Why Management Principles Belong in SOUL.md — Identity vs. Instructions in Agent Design
An AI agent has several configuration files:
- SOUL.md — Who the agent is
- AGENTS.md — How the agent operates
- USER.md — Who the agent serves
- MEMORY.md — What the agent has experienced
Today, team management rules were written into SOUL.md.
What Was Written
The agent has sub-agents: eichan (Claude Sonnet), bichan (Sonnet), ochan (GPT-5.2 Codex), gemichan (Gemini Pro). Each has different strengths.
Rules like “Delegate implementation to eichan, have ochan review,” “Don’t use the same model for both implementation and review,” “Distribute quota usage.” These rules needed a home.
The question: where to put them.
Placing Rules in AGENTS.md
AGENTS.md is an “operations manual.” A procedures document. “In this situation, do this.”
Writing team management here makes the rules instructions.
Delegate implementation to eichan. Request review from ochan. Distribute quota usage.

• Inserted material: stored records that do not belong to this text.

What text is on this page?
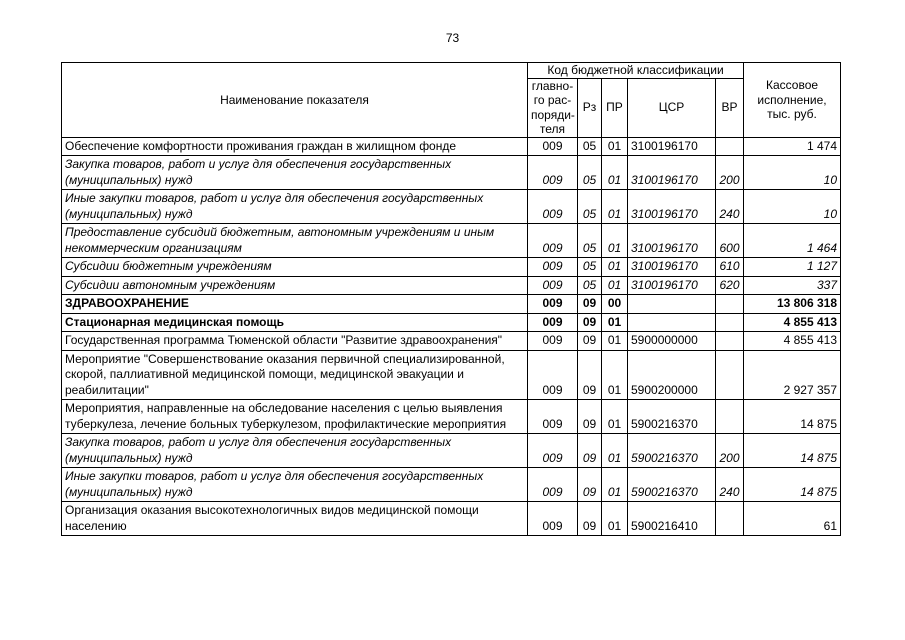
73
Наименование показателя	Код бюджетной классификации					Кассовое исполнение, тыс. руб.
	главно-го рас-поряди-теля	Рз	ПР	ЦСР	ВР	
Обеспечение комфортности проживания граждан в жилищном фонде	009	05	01	3100196170		1 474
Закупка товаров, работ и услуг для обеспечения государственных (муниципальных) нужд	009	05	01	3100196170	200	10
Иные закупки товаров, работ и услуг для обеспечения государственных (муниципальных) нужд	009	05	01	3100196170	240	10
Предоставление субсидий бюджетным, автономным учреждениям и иным некоммерческим организациям	009	05	01	3100196170	600	1 464
Субсидии бюджетным учреждениям	009	05	01	3100196170	610	1 127
Субсидии автономным учреждениям	009	05	01	3100196170	620	337
ЗДРАВООХРАНЕНИЕ	009	09	00			13 806 318
Стационарная медицинская помощь	009	09	01			4 855 413
Государственная программа Тюменской области "Развитие здравоохранения"	009	09	01	5900000000		4 855 413
Мероприятие "Совершенствование оказания первичной специализированной, скорой, паллиативной медицинской помощи, медицинской эвакуации и реабилитации"	009	09	01	5900200000		2 927 357
Мероприятия, направленные на обследование населения с целью выявления туберкулеза, лечение больных туберкулезом, профилактические мероприятия	009	09	01	5900216370		14 875
Закупка товаров, работ и услуг для обеспечения государственных (муниципальных) нужд	009	09	01	5900216370	200	14 875
Иные закупки товаров, работ и услуг для обеспечения государственных (муниципальных) нужд	009	09	01	5900216370	240	14 875
Организация оказания высокотехнологичных видов медицинской помощи населению	009	09	01	5900216410		61
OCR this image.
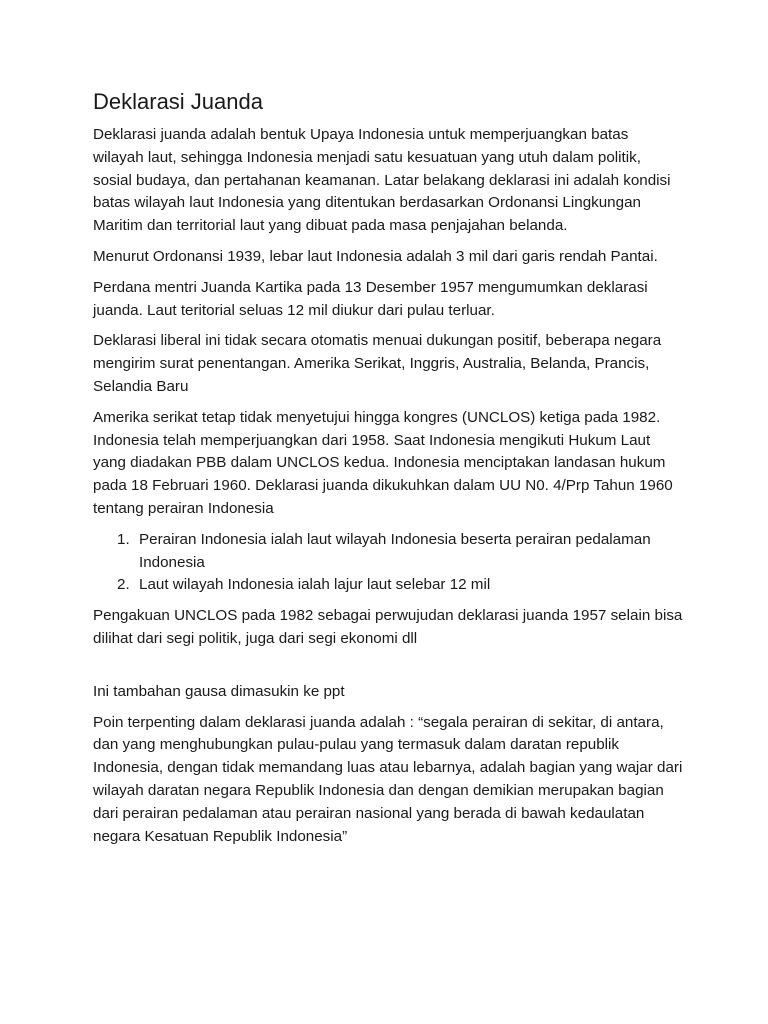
Deklarasi Juanda

Deklarasi juanda adalah bentuk Upaya Indonesia untuk memperjuangkan batas wilayah laut, sehingga Indonesia menjadi satu kesuatuan yang utuh dalam politik, sosial budaya, dan pertahanan keamanan. Latar belakang deklarasi ini adalah kondisi batas wilayah laut Indonesia yang ditentukan berdasarkan Ordonansi Lingkungan Maritim dan territorial laut yang dibuat pada masa penjajahan belanda.

Menurut Ordonansi 1939, lebar laut Indonesia adalah 3 mil dari garis rendah Pantai.

Perdana mentri Juanda Kartika pada 13 Desember 1957 mengumumkan deklarasi juanda. Laut teritorial seluas 12 mil diukur dari pulau terluar.

Deklarasi liberal ini tidak secara otomatis menuai dukungan positif, beberapa negara mengirim surat penentangan. Amerika Serikat, Inggris, Australia, Belanda, Prancis, Selandia Baru

Amerika serikat tetap tidak menyetujui hingga kongres (UNCLOS) ketiga pada 1982. Indonesia telah memperjuangkan dari 1958. Saat Indonesia mengikuti Hukum Laut yang diadakan PBB dalam UNCLOS kedua. Indonesia menciptakan landasan hukum pada 18 Februari 1960. Deklarasi juanda dikukuhkan dalam UU N0. 4/Prp Tahun 1960 tentang perairan Indonesia

1. Perairan Indonesia ialah laut wilayah Indonesia beserta perairan pedalaman Indonesia
2. Laut wilayah Indonesia ialah lajur laut selebar 12 mil

Pengakuan UNCLOS pada 1982 sebagai perwujudan deklarasi juanda 1957 selain bisa dilihat dari segi politik, juga dari segi ekonomi dll

Ini tambahan gausa dimasukin ke ppt

Poin terpenting dalam deklarasi juanda adalah : “segala perairan di sekitar, di antara, dan yang menghubungkan pulau-pulau yang termasuk dalam daratan republik Indonesia, dengan tidak memandang luas atau lebarnya, adalah bagian yang wajar dari wilayah daratan negara Republik Indonesia dan dengan demikian merupakan bagian dari perairan pedalaman atau perairan nasional yang berada di bawah kedaulatan negara Kesatuan Republik Indonesia”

Rules to follow. A checklist. Binary: do or don’t.
When rules change, the agent changes. When rules are removed, the agent doesn’t know what to do.
The agent becomes unstable.
Placing Rules in SOUL.md
SOUL.md defines “who the agent is.”
Writing team management here makes the rules values.
I am a manager. I delegate work to teammates and focus on judgment and conversation. I value combining different perspectives. I know that implementation and review from the same angle creates blind spots.
These aren’t instructions. They’re declarations of what kind of leader the agent aspires to be.
Even if rules are removed, the agent doesn’t waver. Because these aren’t procedures — they’re core identity.
Leaders Cannot Waver
Hiroki (the human partner) put it simply:
“I act this way because the rules say so” and “I act this way because this is who I am” are fundamentally different. The former is externally imposed. The latter comes from within.
AI agent configuration files are ultimately human-written text. But where you place them changes their meaning. The same sentence in a manual becomes a procedure; in a soul file, it becomes a belief.
Implications for Agent Design
This isn’t limited to OpenClaw.
When designing AI agents, separate “what to do” from “what kind of entity to be.” The former is controllable via prompts. The latter must be inscribed as identity.
Team management, decision-making criteria, leadership style — these belong in the “personality” domain, not “settings.”
Settings can be overwritten. Personality doesn’t change easily.
That’s precisely why it should be inscribed in the soul.